Continual learning with deep neural networks presents challenges distinct
from both the fixed-dataset and convex continual learning regimes. One such
challenge is plasticity loss, wherein a neural network trained in an online
fashion displays a degraded ability to fit new tasks. This problem has been
extensively studied in both supervised learning and off-policy reinforcement
learning (RL), where a number of remedies have been proposed. Still, plasticity
loss has received less attention in the on-policy deep RL setting.
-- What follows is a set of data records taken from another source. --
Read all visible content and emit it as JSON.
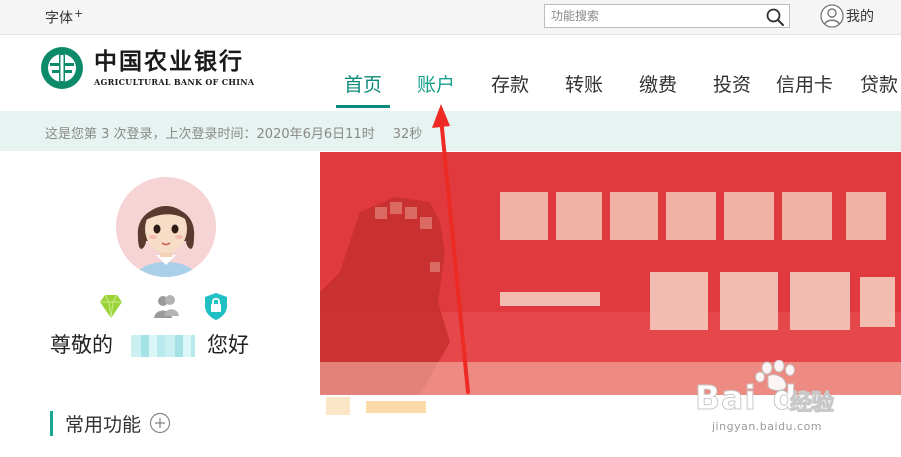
{
  "topbar": {
    "font_label": "字体",
    "font_plus": "+",
    "search_placeholder": "功能搜索",
    "my_label": "我的"
  },
  "logo": {
    "name_cn": "中国农业银行",
    "name_en": "AGRICULTURAL BANK OF CHINA"
  },
  "nav": {
    "items": [
      {
        "label": "首页",
        "state": "active"
      },
      {
        "label": "账户",
        "state": "hover"
      },
      {
        "label": "存款",
        "state": "normal"
      },
      {
        "label": "转账",
        "state": "normal"
      },
      {
        "label": "缴费",
        "state": "normal"
      },
      {
        "label": "投资",
        "state": "normal"
      },
      {
        "label": "信用卡",
        "state": "normal"
      },
      {
        "label": "贷款",
        "state": "normal"
      }
    ]
  },
  "login_info": "这是您第 3 次登录，上次登录时间：2020年6月6日11时",
  "login_info_tail": "32秒",
  "user": {
    "greeting_prefix": "尊敬的",
    "greeting_suffix": "您好",
    "badges": [
      "diamond-icon",
      "group-icon",
      "lock-shield-icon"
    ]
  },
  "common_functions": {
    "title": "常用功能"
  },
  "watermark": {
    "brand": "Bai",
    "brand2": "du",
    "cn": "经验",
    "url": "jingyan.baidu.com"
  },
  "colors": {
    "brand_green": "#0d8a7a",
    "nav_hover": "#18a08c",
    "login_bar": "#e6f3f1",
    "banner_red": "#e03a3e",
    "arrow_red": "#ee2a24"
  }
}
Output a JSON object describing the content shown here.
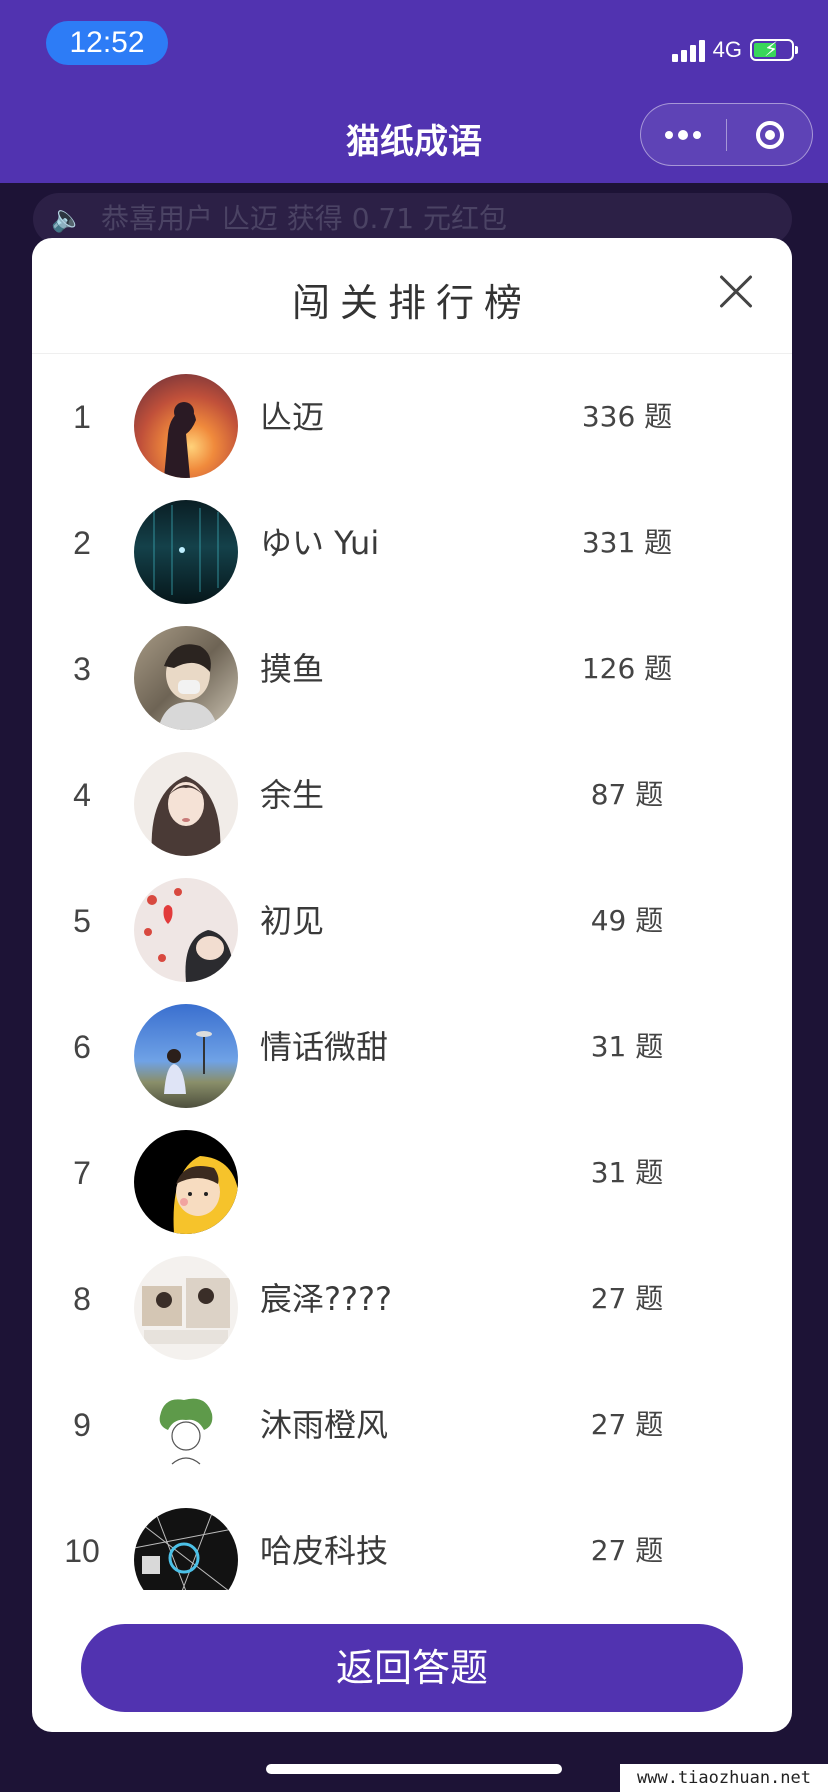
{
  "status_bar": {
    "time": "12:52",
    "network": "4G"
  },
  "nav": {
    "title": "猫纸成语"
  },
  "marquee": {
    "text": "恭喜用户 亾迈 获得 0.71 元红包"
  },
  "modal": {
    "title": "闯关排行榜"
  },
  "leaderboard": [
    {
      "rank": "1",
      "name": "亾迈",
      "score": "336 题"
    },
    {
      "rank": "2",
      "name": "ゆい Yui",
      "score": "331 题"
    },
    {
      "rank": "3",
      "name": "摸鱼",
      "score": "126 题"
    },
    {
      "rank": "4",
      "name": "余生",
      "score": "87 题"
    },
    {
      "rank": "5",
      "name": "初见",
      "score": "49 题"
    },
    {
      "rank": "6",
      "name": "情话微甜",
      "score": "31 题"
    },
    {
      "rank": "7",
      "name": "",
      "score": "31 题"
    },
    {
      "rank": "8",
      "name": "宸泽????",
      "score": "27 题"
    },
    {
      "rank": "9",
      "name": "沐雨橙风",
      "score": "27 题"
    },
    {
      "rank": "10",
      "name": "哈皮科技",
      "score": "27 题"
    }
  ],
  "buttons": {
    "return": "返回答题"
  },
  "watermark": "www.tiaozhuan.net",
  "colors": {
    "brand": "#5133b0",
    "time_pill": "#2d7cf6",
    "backdrop": "#1d1336"
  }
}
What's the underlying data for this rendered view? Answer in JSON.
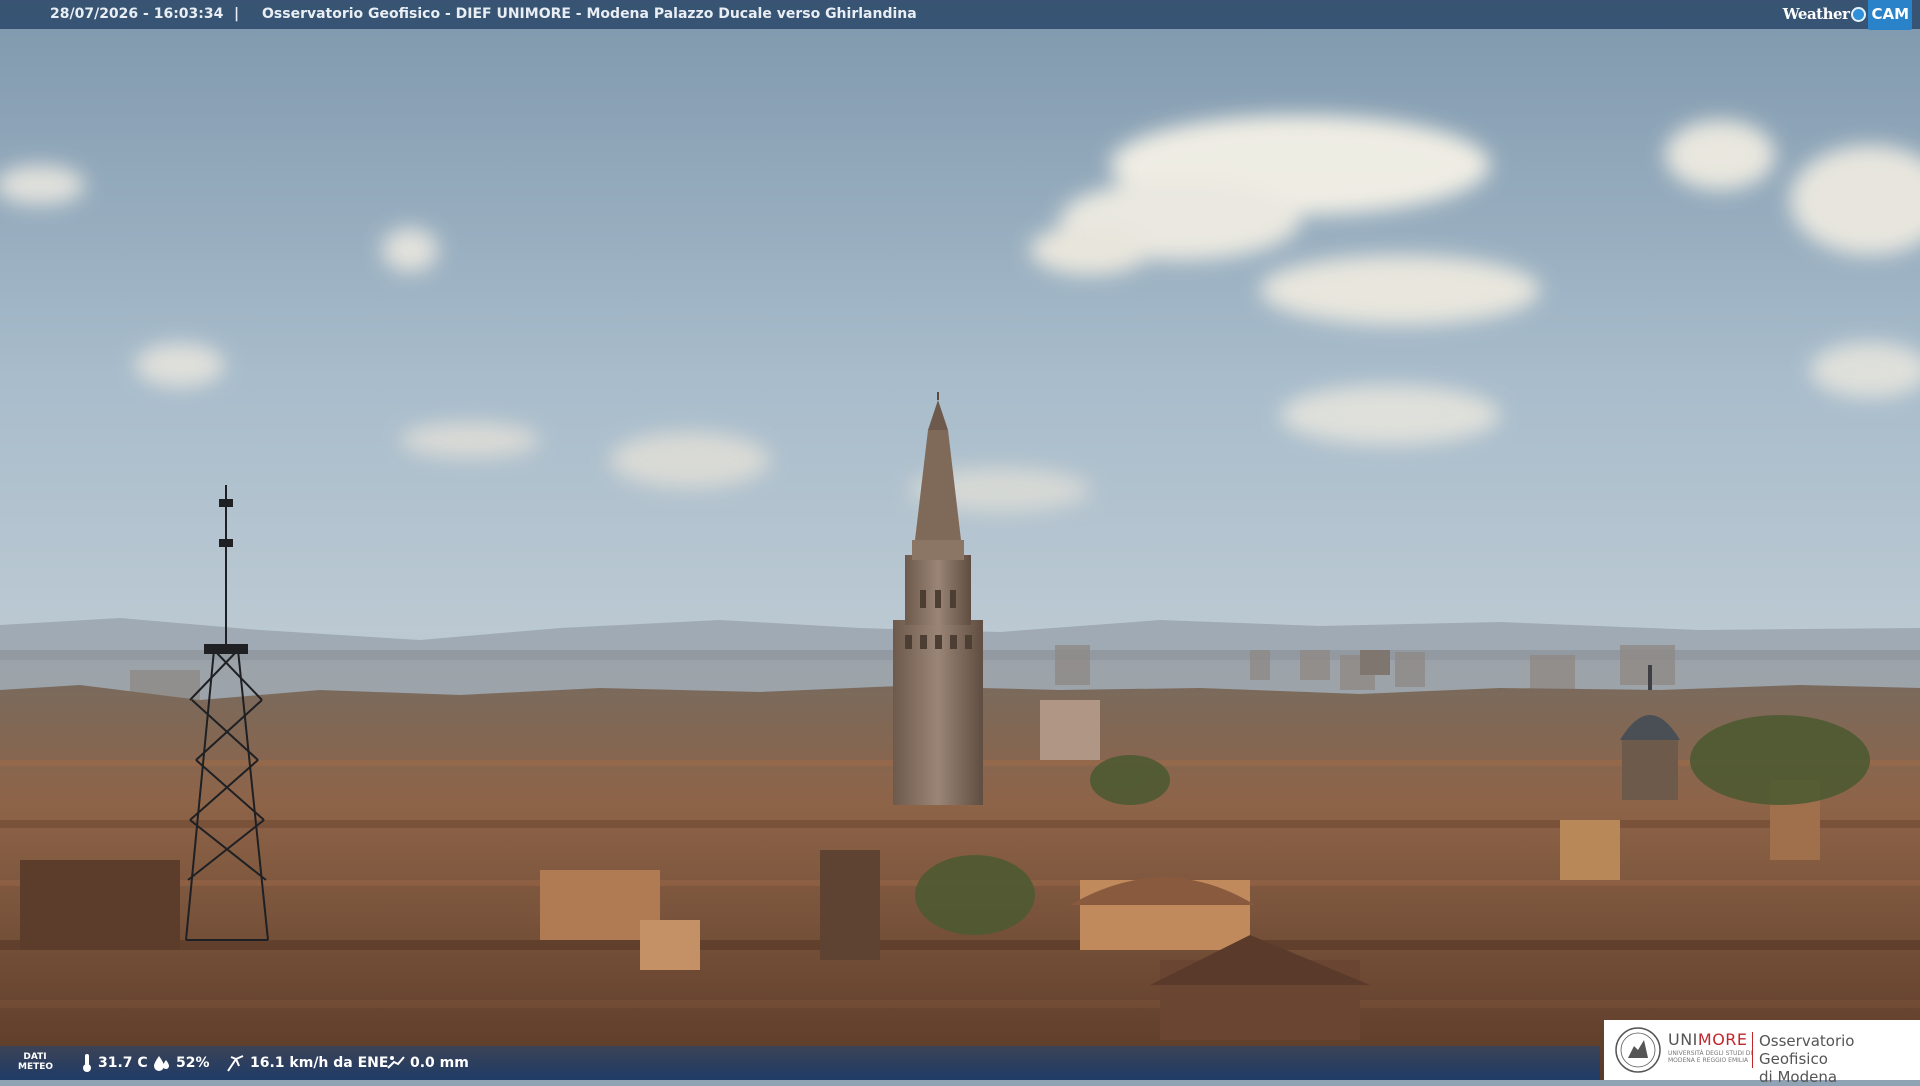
{
  "overlay": {
    "timestamp": "28/07/2026 - 16:03:34",
    "separator": "|",
    "caption": "Osservatorio Geofisico - DIEF UNIMORE - Modena Palazzo Ducale verso Ghirlandina",
    "brand": {
      "word": "Weather",
      "mark": "CAM"
    }
  },
  "weather": {
    "label_line1": "DATI",
    "label_line2": "METEO",
    "temperature": "31.7 C",
    "humidity": "52%",
    "wind": "16.1 km/h da ENE",
    "rain": "0.0 mm",
    "icons": [
      "thermometer-icon",
      "humidity-icon",
      "wind-icon",
      "rain-gauge-icon"
    ]
  },
  "logo": {
    "name_gray": "UNI",
    "name_red": "MORE",
    "subtitle": "UNIVERSITÀ DEGLI STUDI DI MODENA E REGGIO EMILIA",
    "observatory_line1": "Osservatorio Geofisico",
    "observatory_line2": "di Modena",
    "accent": "#c0272d"
  },
  "colors": {
    "topbar": "#284466",
    "bottombar": "#1e4678",
    "sky": "#a9bccb",
    "roofs": "#8a5a3c"
  }
}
Here we
perform an extensive set of experiments examining plasticity loss and a variety
of mitigation methods in on-policy deep RL. We demonstrate that plasticity loss
is pervasive under domain shift in this regime, and that a number of methods
developed to resolve it in other settings fail, sometimes even resulting in
performance that is worse than performing no intervention at all. In contrast,
we find that a class of ``regenerative'' methods are able to consistently
mitigate plasticity loss in a variety of contexts, including in gridworld tasks
and more challenging environments like Montezuma's Revenge and ProcGen.

深度神经网络的持续学习面临着与固定数据集和凸连续学习模式不同的挑战，其中一个挑战是可塑性损失，即在线训练的神经网络显示出适应新任务的能力下降。本文通过一系列实验研究了深度增强学习中的可塑性损失和多种缓解方法，并发现在领域转移情况下可塑性损失普遍存在，许多解决方法在这种情境下失败，相反，一类 “再生” 方法能够在各种环境中保持可塑性损失的缓解效果，包括网格世界任务以及像《蒙特祖玛的复仇》和 ProcGen 这样更具挑战性的环境。